Bob Scucci is a calm guy and on Sunday mornings that helps because for several hours, he’s in the eye of a hurricane.
Scucci, the race and sports book manager at the Stardust, says that as football betting reaches its peak during those hours, it’s "like being on the trading floor of the stock market" where everything happens at once.
During those times there are any number of people demanding his attention both in person and on the phones and they can become, shall we say, quite insistent.
"I think it’s an adrenalin rush for me and all things considered — yeah, there’s a lot of stress and pressure," Scucci says. "But a lot of people would like to have the job of sports book manager, especially this one."
Indeed, sports book manager at the Stardust, considered one of the leading sports shops in the industry, is a plum assignment. Scucci, 40, has had the position for two years; he’s been in the sports betting industry for 15.
The job is without doubt very demanding. He routinely works 12 to 14 hours on weekends and 10 during the week. He tentatively gives himself Wednesdays off, but even those plans can go by the board if the job demands.
His office, surprisingly small but functional, is down a narrow passageway behind one of the walls that are covered by the big boards listing all the games.
The big boards tell the story at the Stardust as the point spreads, the ones Scucci and his assistant are responsible for setting, reverberate not only all around Las Vegas and throughout the state, but even across the country.
"There’s nothing on the board that I’m not aware of," says Scucci, who reports to Stan Roth, director of casino operations for the Boyd property.
"You question a lot of the lines you make," Scucci continues. "You feel that weight on your shoulders. You have a responsibility to the whole (sports book) industry."
Part of that weight comes from being the line-maker at the Stardust, which has long had the reputation of being the leader in the field.
Of course, line-making isn’t an exact science and Scucci has felt the sting of that reality.
For instance, two years ago the Raiders were made a four point pick over Tampa Bay in the Super Bowl, and the Bucs won in a blowout. It was "one of our worst Super Bowls," Scucci says.
Then there was a proposition bet the Stardust put up for the 2003 Masters, in which Tiger Woods was listed at 200-1 that he would play a complete round of golf without shooting a birdie. "Who would of thought Tiger would play the whole first round without a birdie?" Scucci says. "We got hammered."
Traditionally, the Stardust’s sports book has been the first to go out on a limb and post the lines for the next week’s games. The lines are up by 5:30 on Sunday evening and they attract a crowd. A second crowd shows up early Monday morning to see how the first wave of bettors affected the Stardust’s line.

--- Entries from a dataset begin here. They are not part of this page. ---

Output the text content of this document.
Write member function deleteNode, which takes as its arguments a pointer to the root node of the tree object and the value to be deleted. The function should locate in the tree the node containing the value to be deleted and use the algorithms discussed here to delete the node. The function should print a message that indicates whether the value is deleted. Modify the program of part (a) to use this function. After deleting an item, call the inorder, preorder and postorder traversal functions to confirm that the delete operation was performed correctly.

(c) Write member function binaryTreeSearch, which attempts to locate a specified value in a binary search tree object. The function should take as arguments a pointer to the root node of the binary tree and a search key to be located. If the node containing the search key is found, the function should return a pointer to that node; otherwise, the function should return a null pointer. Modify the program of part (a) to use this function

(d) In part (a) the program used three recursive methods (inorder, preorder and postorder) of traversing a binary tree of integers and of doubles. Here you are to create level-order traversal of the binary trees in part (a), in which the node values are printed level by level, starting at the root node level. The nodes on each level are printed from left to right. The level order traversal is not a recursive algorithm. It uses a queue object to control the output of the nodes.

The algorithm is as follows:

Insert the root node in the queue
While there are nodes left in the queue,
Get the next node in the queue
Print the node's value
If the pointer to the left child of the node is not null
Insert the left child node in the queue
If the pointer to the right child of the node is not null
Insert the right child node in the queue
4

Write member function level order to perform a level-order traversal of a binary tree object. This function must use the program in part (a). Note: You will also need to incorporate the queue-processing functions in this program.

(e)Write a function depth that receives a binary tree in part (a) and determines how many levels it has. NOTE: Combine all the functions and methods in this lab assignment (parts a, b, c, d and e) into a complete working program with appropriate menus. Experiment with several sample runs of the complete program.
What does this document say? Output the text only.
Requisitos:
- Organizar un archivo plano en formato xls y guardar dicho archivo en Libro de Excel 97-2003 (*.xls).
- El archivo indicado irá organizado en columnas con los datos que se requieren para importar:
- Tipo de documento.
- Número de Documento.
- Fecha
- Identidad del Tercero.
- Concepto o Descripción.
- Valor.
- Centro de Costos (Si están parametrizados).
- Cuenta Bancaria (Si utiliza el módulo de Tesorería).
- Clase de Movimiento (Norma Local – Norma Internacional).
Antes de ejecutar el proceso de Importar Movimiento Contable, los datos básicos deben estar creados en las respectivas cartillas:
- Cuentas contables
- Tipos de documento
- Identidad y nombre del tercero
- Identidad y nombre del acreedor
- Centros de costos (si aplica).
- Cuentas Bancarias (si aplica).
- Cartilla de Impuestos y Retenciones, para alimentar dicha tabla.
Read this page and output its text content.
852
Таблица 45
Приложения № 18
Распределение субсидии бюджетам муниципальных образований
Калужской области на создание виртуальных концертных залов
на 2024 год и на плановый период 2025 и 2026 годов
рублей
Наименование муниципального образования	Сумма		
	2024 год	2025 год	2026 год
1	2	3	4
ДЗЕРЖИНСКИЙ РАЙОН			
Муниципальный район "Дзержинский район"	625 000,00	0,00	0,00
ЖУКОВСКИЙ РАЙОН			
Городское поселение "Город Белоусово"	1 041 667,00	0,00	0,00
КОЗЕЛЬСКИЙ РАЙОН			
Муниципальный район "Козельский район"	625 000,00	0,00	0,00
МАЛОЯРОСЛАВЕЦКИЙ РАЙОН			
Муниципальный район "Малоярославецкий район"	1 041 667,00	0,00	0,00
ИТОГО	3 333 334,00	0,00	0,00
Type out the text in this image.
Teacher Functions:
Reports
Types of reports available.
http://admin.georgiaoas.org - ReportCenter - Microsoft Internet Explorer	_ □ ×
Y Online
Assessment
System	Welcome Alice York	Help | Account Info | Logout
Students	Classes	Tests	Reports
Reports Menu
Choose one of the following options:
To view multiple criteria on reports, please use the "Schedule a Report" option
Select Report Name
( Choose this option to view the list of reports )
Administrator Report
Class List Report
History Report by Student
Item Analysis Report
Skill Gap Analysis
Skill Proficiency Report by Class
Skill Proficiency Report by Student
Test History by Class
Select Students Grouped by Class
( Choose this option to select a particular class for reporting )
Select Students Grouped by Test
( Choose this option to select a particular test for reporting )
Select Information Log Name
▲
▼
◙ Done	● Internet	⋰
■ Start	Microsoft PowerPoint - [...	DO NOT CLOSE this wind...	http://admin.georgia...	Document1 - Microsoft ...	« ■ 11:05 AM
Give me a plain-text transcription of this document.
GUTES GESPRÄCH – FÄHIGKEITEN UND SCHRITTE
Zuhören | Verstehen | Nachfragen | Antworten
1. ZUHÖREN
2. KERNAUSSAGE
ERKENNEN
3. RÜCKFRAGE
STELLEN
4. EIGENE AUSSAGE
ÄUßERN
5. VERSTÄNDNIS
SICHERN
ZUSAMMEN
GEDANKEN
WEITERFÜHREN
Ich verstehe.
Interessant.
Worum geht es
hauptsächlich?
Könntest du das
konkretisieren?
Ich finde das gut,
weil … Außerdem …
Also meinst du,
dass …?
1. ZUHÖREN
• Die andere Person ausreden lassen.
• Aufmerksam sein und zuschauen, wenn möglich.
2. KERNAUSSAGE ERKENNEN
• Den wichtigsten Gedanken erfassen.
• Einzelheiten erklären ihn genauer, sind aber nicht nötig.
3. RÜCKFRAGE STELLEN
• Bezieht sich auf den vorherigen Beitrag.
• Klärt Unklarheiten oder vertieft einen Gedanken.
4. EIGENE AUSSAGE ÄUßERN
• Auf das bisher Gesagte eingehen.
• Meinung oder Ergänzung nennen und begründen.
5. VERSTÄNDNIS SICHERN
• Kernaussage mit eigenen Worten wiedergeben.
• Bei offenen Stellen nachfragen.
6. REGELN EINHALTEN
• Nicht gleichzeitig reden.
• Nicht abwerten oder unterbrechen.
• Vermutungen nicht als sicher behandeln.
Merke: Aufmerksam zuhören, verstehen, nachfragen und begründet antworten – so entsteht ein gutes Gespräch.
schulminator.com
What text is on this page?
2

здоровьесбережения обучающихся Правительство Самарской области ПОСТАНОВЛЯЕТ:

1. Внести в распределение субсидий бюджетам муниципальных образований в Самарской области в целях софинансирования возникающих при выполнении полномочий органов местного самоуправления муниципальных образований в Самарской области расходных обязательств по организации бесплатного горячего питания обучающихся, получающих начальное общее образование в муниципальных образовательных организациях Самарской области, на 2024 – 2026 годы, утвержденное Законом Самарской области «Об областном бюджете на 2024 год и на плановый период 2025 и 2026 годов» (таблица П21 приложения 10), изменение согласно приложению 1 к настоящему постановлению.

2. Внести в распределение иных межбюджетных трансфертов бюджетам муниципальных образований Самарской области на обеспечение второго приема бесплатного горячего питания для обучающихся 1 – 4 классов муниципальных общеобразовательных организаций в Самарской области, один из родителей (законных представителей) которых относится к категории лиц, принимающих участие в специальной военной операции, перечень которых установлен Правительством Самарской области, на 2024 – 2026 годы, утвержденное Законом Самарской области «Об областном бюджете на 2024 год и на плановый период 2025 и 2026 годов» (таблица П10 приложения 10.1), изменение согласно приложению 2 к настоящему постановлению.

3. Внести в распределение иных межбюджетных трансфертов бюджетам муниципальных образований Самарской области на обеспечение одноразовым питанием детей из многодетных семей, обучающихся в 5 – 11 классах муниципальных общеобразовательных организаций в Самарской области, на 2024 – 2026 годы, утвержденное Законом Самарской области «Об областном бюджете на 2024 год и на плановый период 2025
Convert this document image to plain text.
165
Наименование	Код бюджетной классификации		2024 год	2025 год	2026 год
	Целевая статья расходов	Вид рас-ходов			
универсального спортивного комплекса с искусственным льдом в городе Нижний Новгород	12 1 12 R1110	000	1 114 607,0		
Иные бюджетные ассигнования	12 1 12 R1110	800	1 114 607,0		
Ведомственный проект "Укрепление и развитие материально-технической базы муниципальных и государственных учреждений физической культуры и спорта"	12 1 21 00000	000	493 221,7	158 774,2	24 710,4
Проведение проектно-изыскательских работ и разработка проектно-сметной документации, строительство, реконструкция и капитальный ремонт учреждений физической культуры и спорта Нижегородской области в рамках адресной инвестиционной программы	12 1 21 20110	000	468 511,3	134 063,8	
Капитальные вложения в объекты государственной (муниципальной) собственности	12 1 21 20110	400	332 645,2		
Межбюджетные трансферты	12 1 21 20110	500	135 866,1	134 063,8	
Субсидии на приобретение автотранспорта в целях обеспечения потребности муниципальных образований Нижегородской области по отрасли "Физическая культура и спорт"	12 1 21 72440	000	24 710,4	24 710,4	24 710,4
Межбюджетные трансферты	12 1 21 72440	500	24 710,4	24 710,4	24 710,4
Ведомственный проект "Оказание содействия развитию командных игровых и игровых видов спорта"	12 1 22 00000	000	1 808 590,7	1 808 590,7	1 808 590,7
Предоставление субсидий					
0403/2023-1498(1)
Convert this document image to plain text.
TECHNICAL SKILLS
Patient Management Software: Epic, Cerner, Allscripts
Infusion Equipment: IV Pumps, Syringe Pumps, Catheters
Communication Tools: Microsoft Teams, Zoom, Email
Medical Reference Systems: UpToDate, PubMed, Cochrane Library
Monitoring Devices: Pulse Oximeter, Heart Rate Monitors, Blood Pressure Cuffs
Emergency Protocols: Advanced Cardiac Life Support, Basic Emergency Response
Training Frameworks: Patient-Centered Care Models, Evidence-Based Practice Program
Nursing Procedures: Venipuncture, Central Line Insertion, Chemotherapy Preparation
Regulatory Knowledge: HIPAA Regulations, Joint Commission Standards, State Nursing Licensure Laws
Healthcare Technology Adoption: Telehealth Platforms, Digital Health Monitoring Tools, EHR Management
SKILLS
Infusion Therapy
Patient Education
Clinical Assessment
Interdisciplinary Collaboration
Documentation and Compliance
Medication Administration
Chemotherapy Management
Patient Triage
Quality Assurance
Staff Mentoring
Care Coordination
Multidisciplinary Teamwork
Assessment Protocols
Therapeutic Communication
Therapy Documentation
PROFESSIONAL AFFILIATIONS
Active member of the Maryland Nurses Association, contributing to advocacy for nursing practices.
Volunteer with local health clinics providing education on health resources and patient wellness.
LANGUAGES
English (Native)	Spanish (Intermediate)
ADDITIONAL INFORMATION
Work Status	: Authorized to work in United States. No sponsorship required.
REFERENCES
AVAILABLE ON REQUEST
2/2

"I knew about the reputation of the Stardust and the Stardust line," Scucci says. "When I was a kid I never dreamed I would be in this spot, which in my mind is the most prestigious" in the industry.
Growing up, Scucci learned a lot about odds and bookmaking from his parents in New Jersey. The family later moved to Las Vegas where Scucci’s father worked at Gary Austin’s sports book in the long-gone Rose Bowl on Las Vegas Boulevard; his mother was a race book manager at the old Showboat.
Scucci was a star athlete at Basic High School where he played center field for the state champion baseball team in 1982 and was a running back, cornerback and punt returner for the football team. He then went on to USC where he graduated with a degree in broadcast journalism.
He started in the sports book industry as a teller at Sam’s Town and then moved to the Fremont, where he worked under Robert Walker, who is now the sports book director at The Mirage. He then moved on to become assistant manager under Joe Lupo at the Stardust and with the exception of a quick one month tour of duty at the Hard Rock, he has been at the Stardust ever since.
The biggest influence in the sports betting industry has been the emergence of offshore books, he says, adding that offshore books have driven a lot of money into other venues. However, he doesn’t believe offshore books have been a purely negative development.
"Business is as strong as ever in Las Vegas," he says, adding that offshore books could actually stimulate interest in Las Vegas books.
"There is a whole new generation who enjoy going to Las Vegas and the whole sports book environment," thanks to the offshore books, he says.
Overall, Scucci says Las Vegas can do more to promote itself as the only legal jurisdiction that allows sports betting.
He adds that legal sports betting could be extended to regions outside of Nevada. "I would like to see out-of-state Internet betting legalized and filtered into Nevada," he says, assuming the technology was in place that would prevent illegal and underage gambling.
When Scucci finds the time to escape the sports book pressure cooker, he relaxes by playing a lot of golf and tennis. When he wants to socialize, the smart looking bachelor hangs out at Mandalay Bay. "That’s why I don’t get much rest on the weekend," he says.